Gestão municipal terá prazo de 180 dias para realizar as obras e precisará pagar auxílio-moradia às famílias afetadas, além de pagar por danos morais.
Gestão municipal terá prazo de 180 dias para realizar as obras e precisará pagar auxílio-moradia às famílias afetadas, além de pagar por danos morais.
O Tribunal de Justiça do Maranhão (TJMA) condenou a Prefeitura de São Luís a realizar obras emergenciais em áreas de risco no Polo Coroadinho, sujeitas a deslizamentos e alagamentos. A decisão também estabelce indenizações por danos morais coletivos e individuais, além de obrigar a realocação e o pagamento de auxílio-moradia às famílias afetadas.
A sentença foi proferida na última sexta-feira (6) e divulgada nesta quarta (11) pelo juiz Douglas de Melo Martins, da Vara de Interesses Difusos e Coletivos do TJMA. A condenação teve origem em uma ação civil pública proposta pela Defensoria Pública do Maranhão (DPE-MA).
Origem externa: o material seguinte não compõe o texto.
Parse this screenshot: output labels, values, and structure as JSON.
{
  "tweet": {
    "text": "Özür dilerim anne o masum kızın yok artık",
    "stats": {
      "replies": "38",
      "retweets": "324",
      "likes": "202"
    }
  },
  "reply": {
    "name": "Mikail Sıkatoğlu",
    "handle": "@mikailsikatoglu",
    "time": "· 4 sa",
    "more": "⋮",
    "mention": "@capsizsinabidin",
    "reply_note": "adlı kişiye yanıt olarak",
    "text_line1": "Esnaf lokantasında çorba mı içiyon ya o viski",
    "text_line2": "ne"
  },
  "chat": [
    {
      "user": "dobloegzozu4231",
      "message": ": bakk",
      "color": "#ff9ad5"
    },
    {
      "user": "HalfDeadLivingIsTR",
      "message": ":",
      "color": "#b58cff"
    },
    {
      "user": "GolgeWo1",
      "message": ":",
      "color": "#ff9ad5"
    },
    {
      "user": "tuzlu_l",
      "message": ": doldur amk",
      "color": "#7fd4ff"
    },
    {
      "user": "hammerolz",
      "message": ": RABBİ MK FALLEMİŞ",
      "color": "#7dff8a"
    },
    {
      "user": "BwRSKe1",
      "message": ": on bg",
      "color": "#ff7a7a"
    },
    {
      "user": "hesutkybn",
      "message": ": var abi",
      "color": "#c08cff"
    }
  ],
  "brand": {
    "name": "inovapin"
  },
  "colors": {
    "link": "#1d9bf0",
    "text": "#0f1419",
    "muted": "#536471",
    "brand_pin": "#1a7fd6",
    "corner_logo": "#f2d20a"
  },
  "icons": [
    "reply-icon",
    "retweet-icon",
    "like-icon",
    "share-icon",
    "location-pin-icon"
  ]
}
As regiões afetadas incluem Vila Natal, Vila Jatobá, Cidade de Deus, Alto do Parque, Vila Primavera e Bananal. A Prefeitura terá um prazo de 180 dias para realizar as obras, que envolvem contenção de encostas, drenagem pluvial, estabilização de áreas e reforços estruturais , sob risco de aplicação de multa no valor de R$ 5 mil para cada dia de eventual descumprimento do prazo.
Segundo o documento assinalado por Douglas de Melo, uma liminar para a realização das obras já havia sido concedida anteriormente, mas não foi cumprida de forma adequada pela gestão municipal. A Justiça também determinou que seja assegurada a manutenção do auxílio-moradia às famílias em situação de risco, pelo período previsto na regulamentação local, e que o Município promova a realocação definitiva para moradias seguras, por meio de programas habitacionais.
A sentença fixou ainda indenização de R$ 10 mil por danos morais para cada família desabrigada em razão de alagamentos e deslizamentos associados à falta de obras preventivas. Também foi determinada indenização por dano moral coletivo no valor de R$ 500 mil, destinada ao Fundo Estadual de Defesa dos Direitos Difusos.
A defesa da Prefeitura teve como principal argumento a tese de que o Poder Judiciário estaria invadindo o mérito administrativo, violando o princípio da Separação de Poderes, ao determinar a realização de obras específicas. Também foi sugerido que as despesas das obras de infraestrutura seriam inviáveis diante das limitações orçamentárias e falta de dotação prévia.
O juiz Douglas de Melo, no entanto, considerou que tais argumentos, mesmo apresentados frequentmente nesse tipo de processo, revelam-se manifestantes frágeis e insuficientes para afastar o dever de atuação do Poder Executivo no caso. “A atuação do Judiciário, neste cenário, não é de formulação de política pública, mas sim de controle da legalidade e da constitucionalidade de uma omissão”, afirma o magistrado em um trecho da decisão.